It is no secret that I am a big fan of Italian wine and wine made by women.
They have not arrived yet but here is a recent find I am very excited about.
Teroldego, a grape that is only grown in Trentino Alto Adige, becomes a unique wine you must try.
Tasting notes to follow.
Available Here
Elisabetta Foradori
http://www.elisabettaforadori.com/
It was Edmund Mach, the first director of the Istituto Agrario Provinciale founded in 1874 in San Michele all’Adige, who campaigned for local quality wines to be upgraded over mass-produced wines.
In 1985, more than a hundred years later, Elisabetta Foradori – supported by her mother Gabriella – started her research on this grape variety. At the time it seemed as if it has lost all its qualitative potential as well as its genetic diversity.
But the young winemaker, who had unexpectedly stepped into the shoes of her father Roberto when he died prematurely, soon recognized the boundless potential of this ancient variety and set out to overcome any obstacle to bring its qualities back to light. An essential element of her effort was to recover the variety’s biodiversity through simple mass selection to preserve and cherish the diversity existing at the time. This effort was followed by the continuous replanting of the vineyards with the plants she selected thus enabling her to assess their stability and value. Finally, she scoured the registers of public properties, looked up the records of church estates, perused tax records, and soaked up the knowledge of centuries to reconstruct the variety’s development in the course of history.
After almost twenty years of painstaking work, the Teroldego has regained a qualitatively well-defined place among Italy’s indigenous grape varieties. The vineyards around the Foradori estate is for wine lovers a sort of viticultural Garden of Eden where the huge mosaic of the variety’s diversity is reconstructed.

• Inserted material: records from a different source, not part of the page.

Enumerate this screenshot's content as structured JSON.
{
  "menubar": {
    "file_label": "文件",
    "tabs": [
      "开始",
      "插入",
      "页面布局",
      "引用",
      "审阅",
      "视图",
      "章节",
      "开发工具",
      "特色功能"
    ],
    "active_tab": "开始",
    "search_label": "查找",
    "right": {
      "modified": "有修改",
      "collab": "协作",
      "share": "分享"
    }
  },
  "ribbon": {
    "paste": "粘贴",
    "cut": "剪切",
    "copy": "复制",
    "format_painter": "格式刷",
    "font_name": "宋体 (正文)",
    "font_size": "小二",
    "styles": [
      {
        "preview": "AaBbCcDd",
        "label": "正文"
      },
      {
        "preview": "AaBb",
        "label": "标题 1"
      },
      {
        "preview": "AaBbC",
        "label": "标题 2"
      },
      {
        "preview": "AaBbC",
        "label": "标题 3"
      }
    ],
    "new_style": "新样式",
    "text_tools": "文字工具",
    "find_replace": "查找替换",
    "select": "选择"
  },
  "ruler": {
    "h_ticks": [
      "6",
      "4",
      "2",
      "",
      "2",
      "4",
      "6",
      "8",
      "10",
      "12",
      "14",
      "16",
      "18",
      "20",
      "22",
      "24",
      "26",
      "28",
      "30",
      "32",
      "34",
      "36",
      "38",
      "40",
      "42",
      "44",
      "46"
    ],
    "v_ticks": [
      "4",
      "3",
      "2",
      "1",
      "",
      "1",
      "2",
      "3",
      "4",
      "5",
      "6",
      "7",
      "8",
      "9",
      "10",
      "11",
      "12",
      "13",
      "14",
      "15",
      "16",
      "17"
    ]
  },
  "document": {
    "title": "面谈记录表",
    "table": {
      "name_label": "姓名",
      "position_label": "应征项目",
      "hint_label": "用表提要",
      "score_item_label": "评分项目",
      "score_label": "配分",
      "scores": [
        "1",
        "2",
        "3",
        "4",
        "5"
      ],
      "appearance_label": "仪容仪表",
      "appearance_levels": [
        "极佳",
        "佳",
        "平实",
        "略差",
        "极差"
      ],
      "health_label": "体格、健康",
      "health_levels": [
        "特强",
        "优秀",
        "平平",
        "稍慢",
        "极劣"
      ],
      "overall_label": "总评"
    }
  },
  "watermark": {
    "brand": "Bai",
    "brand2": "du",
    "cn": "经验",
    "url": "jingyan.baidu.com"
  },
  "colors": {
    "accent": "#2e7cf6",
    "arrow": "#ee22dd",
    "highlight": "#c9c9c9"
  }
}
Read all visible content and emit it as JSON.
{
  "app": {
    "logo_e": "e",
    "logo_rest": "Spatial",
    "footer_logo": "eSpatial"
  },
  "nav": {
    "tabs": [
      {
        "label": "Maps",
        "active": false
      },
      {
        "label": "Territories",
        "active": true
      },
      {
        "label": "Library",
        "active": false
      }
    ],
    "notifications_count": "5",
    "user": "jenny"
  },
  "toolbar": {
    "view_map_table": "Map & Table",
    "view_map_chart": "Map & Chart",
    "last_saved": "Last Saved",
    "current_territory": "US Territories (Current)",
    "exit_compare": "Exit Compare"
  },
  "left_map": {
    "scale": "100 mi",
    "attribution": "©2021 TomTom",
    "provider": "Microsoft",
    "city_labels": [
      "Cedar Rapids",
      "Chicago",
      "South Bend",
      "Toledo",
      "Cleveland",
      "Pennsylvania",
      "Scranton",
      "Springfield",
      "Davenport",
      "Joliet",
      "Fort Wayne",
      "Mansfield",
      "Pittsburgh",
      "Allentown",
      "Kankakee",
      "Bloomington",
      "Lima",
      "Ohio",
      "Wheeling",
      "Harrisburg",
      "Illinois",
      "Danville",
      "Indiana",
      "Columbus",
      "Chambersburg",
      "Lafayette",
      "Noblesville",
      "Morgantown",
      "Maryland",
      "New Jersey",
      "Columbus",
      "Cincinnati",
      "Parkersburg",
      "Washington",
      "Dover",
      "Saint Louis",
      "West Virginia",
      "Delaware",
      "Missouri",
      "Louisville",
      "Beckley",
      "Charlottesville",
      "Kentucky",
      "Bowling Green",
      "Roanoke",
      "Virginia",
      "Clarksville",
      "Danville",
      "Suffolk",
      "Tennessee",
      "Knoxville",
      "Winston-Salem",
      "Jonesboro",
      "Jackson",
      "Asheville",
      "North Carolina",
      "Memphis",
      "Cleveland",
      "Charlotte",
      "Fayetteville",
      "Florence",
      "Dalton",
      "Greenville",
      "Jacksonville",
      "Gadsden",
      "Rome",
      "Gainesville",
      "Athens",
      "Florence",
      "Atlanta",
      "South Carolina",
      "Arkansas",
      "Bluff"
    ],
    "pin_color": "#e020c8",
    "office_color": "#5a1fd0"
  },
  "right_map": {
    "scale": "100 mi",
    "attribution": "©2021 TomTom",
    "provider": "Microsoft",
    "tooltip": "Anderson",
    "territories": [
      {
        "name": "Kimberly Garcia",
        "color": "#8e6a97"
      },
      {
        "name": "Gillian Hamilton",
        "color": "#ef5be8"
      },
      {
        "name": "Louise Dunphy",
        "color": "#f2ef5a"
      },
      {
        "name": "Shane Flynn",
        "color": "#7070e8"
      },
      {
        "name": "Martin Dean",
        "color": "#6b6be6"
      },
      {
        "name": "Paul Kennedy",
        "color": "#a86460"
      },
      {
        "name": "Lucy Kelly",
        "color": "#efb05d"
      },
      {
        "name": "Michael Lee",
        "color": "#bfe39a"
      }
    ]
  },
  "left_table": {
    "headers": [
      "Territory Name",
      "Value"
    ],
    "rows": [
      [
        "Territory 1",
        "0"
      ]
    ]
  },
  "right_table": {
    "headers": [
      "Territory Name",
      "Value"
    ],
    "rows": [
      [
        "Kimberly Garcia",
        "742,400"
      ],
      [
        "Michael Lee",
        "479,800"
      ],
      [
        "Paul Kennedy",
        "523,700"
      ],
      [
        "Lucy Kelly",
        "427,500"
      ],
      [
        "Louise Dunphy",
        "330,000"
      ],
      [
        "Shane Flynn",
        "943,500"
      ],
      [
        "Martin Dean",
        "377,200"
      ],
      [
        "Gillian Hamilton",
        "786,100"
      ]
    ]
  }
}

In the meantime, as the vines grow older, the potential of this grape variety manifests itself increasingly fully.
Good wine is the fruit of knowledge and patience.
“Be not forgetful to entertain strangers: for thereby some have entertained angels unawares.”
This exhortation from the epistle of an anonymous writer to the Hebrews is one which the people of Mezzolombardo have traditionally taken to heart. They have gladly opened the doors to their wine cellars – not just out of piety, but out of a shrewd business sense.
That’s why there are two sides to their villas, like the sides of a coin: one with an urban character, the other with an agricultural function.
The latter abuts the vineyards, the cellars and the barns. And so it is also at the Foradori estate. Its villa, built in 1901 with a filigree façade, is situated in a square near a Franciscan monastery founded in 1664, and was bought by Vittorio Foradori in 1935. Today, employees and visitors gain access to the wine presses on the ground floor via the courtyard. It is also the way to the vast, old, vaulted cellars.
In 1999 a new wine cellar was excavated under the old barn and is used solely to store the barriques for the ageing of the Teroldego. These small barrels are piled up in pyramids; the lighting is almost sacred and the setting artistic. Yet this is a functional space, with an ideal climate thanks to the loam plaster on its walls.
The Teroldego is kept in barriques resting on gravel from the River Noce. The entrance has large, smooth stones piled up against the wall, beautiful large pebbles that magically draw the visitor down the steep steps. Balancing warmth and coolness, the familiar and the surprising, coarseness and refinement, nature and culture to create a harmonious whole are its unique features.
In fewer than 20 years, Foradori has become the reference point for Teroldego. When, in 1985, Elisabetta Foradori took over the family’s Trentino estate, the local grape was given scant attention. Elisabetta is now one of the most respected winemakers in all of Italy, her reputation built solely on her rediscovery and development of Teroldego. Everything at the Estate, including the cellar, is immaculate and perfectly managed. The grapes are grown on the Foradori estate, plus some sites that Elisabetta controls.
In July 2004, Edward Beltrami wrote in the International Wine Cellar: "One of the keys to Elisabetta Foradori's Teroldego-based wines is biodiversity. She cultivates a variety of clonal types within each vineyard site in the belief that the rich genetic patrimony enhances the wine's complexity. The owner of especially favored plots within the classic zone for Teroldego known as Campo Rotaliano at the northern edge of the Trentino in the Adige valley, she produces wines of remarkable power and grace in most years.
"Laboratory analysis of this grape shows it to be closely related to both Lagrein and Syrah but Elisabetta believes that even though Teroldego and Lagrein share a similar aromatic profile, the first of these grapes shows more finesse (one is more feminine and the other more masculine, as she puts it.).
"Only two red wines are produced at this property, both entirely from Teroldego. The flagship wine is called Granato, and there is also a second-tier wine, Foradori, from younger vines or from less privileged plots. A vintage 2003 barrel sample of Granato was superrich and lushly textured but not overripe, with a liqueur-like sweetness of fruit and compelling balance.